To ignore foreign key constraints during the load operation, issue a SET foreign_key_checks = 0 statement before executing LOAD DATA.
If you use LOAD DATA INFILE on an empty MyISAM table, all nonunique indexes are created in a separate batch (as for REPAIR TABLE). Normally, this makes LOAD DATA INFILE much faster when you have many indexes. In some extreme cases, you can create the indexes even faster by turning them off with ALTER TABLE … DISABLE KEYS before loading the file into the table and using ALTER TABLE … ENABLE KEYS to re-create the indexes after loading the file. See Section 8.3.2.1, “Speed of INSERT Statements”.
http://dev.mysql.com/doc/refman/5.0/en/insert-speed.html

以下是我事后测试:
alert table 把引擎改成myisam的话,Load是非常快的,因为它只是把数据写到内存,然后依赖操作系统调度把数据flush到磁盘上,
结果如下:
mysql> load data infile ‘/export/dump/mysql/unip_com_placment.csv’ into table history_placement_daily FIELDS TERMINATED BY ‘,’ OPTIONALLY ENCLOSED BY ‘”‘ LINES TERMINATED BY ‘\n’;
Query OK, 66574783 rows affected (2 min 14.46 sec)
Records: 66574783 Deleted: 0 Skipped: 0 Warnings: 0
但转成innodb还是很耗时,
mysql> alter table history_placement_daily engine=innodb;
Query OK, 66574783 rows affected (1 hour 2 min 13.82 sec)
因为转成innodb的时候,由于innodb是事务型的,它要写大量的redo log等到磁盘以便恢复等机制导致还是很慢,具体参考下面:
http://dba.stackexchange.com/questions/16395/mysql-insert-performance-innodb-vs-myisam
其实数据量到了这种地步,设置innodb_flush_log_at_trx_commit =0/1/2 以及Innodb_buffer_pool_size没啥改变。
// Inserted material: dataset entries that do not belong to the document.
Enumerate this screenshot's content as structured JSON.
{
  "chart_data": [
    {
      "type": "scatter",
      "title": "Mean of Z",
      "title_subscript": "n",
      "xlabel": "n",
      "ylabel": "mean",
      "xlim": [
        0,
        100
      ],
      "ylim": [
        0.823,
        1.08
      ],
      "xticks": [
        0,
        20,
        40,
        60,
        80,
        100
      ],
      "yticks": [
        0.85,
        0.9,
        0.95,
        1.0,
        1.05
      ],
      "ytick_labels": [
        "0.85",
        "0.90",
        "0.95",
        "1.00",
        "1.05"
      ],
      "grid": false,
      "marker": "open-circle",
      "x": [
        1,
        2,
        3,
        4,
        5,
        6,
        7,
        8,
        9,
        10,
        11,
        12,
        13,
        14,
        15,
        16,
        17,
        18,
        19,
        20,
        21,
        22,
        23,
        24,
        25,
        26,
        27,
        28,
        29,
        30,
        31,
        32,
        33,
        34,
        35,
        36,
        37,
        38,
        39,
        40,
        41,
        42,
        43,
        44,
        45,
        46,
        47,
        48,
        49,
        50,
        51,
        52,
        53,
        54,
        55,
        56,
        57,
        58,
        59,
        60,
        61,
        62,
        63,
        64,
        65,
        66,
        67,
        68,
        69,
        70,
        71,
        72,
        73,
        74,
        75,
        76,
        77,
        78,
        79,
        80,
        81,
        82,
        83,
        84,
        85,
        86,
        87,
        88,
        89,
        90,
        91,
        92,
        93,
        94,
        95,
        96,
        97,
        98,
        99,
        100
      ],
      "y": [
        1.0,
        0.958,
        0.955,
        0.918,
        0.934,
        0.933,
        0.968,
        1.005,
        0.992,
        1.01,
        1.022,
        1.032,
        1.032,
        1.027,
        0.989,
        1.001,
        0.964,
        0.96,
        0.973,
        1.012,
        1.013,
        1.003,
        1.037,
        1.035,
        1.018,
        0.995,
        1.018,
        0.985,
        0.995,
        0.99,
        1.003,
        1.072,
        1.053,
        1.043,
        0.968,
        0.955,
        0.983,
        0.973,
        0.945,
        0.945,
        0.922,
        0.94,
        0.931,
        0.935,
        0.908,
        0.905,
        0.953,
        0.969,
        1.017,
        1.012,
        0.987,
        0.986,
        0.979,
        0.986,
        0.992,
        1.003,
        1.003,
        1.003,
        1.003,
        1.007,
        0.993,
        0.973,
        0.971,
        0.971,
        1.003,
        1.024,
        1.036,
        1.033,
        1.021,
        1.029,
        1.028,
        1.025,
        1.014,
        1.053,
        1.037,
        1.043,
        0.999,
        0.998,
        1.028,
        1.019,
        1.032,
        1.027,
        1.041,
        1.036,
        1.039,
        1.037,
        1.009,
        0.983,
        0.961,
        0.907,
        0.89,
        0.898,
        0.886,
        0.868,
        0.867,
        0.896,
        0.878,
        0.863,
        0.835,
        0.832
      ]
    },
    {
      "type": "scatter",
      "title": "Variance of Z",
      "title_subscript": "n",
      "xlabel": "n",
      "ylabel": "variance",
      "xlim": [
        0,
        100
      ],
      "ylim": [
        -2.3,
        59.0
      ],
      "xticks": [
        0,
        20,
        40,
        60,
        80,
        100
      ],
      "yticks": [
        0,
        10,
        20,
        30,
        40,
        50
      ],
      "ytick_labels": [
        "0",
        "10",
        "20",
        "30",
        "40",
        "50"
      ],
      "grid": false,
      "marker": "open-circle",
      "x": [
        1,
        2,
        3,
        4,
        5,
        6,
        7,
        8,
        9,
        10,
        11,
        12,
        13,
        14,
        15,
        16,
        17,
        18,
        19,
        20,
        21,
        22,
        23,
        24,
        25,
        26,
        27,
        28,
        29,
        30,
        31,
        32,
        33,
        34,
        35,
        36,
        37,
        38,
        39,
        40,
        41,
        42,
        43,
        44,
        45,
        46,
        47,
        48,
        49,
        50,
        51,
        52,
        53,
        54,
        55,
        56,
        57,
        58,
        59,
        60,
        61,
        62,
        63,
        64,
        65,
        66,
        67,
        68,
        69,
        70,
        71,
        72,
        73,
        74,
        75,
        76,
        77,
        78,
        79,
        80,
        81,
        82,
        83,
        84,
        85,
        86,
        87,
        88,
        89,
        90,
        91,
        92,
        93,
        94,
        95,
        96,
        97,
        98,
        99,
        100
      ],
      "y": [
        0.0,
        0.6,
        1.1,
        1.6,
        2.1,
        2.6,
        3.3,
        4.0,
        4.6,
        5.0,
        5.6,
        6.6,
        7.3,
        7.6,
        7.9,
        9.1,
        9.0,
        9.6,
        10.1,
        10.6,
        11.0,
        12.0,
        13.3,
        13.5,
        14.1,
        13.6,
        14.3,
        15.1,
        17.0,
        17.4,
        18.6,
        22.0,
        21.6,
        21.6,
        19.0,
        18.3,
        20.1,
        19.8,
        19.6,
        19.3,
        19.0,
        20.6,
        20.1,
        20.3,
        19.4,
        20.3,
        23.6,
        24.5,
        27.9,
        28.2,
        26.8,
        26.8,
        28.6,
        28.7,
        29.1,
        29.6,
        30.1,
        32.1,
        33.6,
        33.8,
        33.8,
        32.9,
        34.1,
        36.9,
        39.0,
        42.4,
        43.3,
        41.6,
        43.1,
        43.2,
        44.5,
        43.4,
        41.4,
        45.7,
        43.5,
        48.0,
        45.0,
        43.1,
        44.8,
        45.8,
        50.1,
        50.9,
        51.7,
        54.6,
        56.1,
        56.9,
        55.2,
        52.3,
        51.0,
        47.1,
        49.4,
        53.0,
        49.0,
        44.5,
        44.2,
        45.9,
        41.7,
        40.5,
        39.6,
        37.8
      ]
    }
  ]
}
因为这个表不过6G的样子,而我们的innodb_buffer_pool_size是12G。

2)我把index给删了
mysql> show create table history_placement_daily\G
history_placement_daily | CREATE TABLE `history_placement_daily` (
`event_date` date NOT NULL,
`network_id` mediumint(9) NOT NULL,
`site_id` int(11) NOT NULL,
`placement_id` mediumint(9) NOT NULL,
`ad_tree_node_id` mediumint(9) NOT NULL,
`event_count` bigint(20) DEFAULT ‘0’ COMMENT ‘impressions’,
`gross_bid` decimal(16,5) DEFAULT ‘0.00000’ COMMENT ‘revenue’
) ENGINE=InnoDB DEFAULT CHARSET=utf8 ROW_FORMAT=COMPRESSED

mysql> load data infile ‘/export/dump/mysql/unip_com_placment.csv’ into table history_placement_daily FIELDS TERMINATED BY ‘,’ OPTIONALLY ENCLOSED BY ‘”‘ LINES TERMINATED BY ‘\n’;
Query OK, 66574783 rows affected (18 min 57.85 sec)
这次很快,但是没有索引对于这种6600+万的查询会做full scan , 遍历整个表有多慢,你可想而知,所以必须逐个加索引,
mysql> ALTER TABLE `history_placement_daily` ADD INDEX idx_site_ad_tree_node (`site_id`,`ad_tree_node_id`);
Query OK, 0 rows affected (9 min 7.53 sec)

mysql> ALTER TABLE `history_placement_daily` ADD INDEX idx_network_placement (`network_id`,`placement_id`);
Query OK, 66574783 rows affected (19 min 53.55 sec)
Records: 66574783 Deleted: 0 Skipped: 0 Warnings: 0
……
差不多花了40分钟,总的来看时间都一样。他们基本原理都差不多,load的时候边insert,边建index,和先insert后create index一回事。对于业务允许的才有意义的,可以在空闲的时候慢慢的create index。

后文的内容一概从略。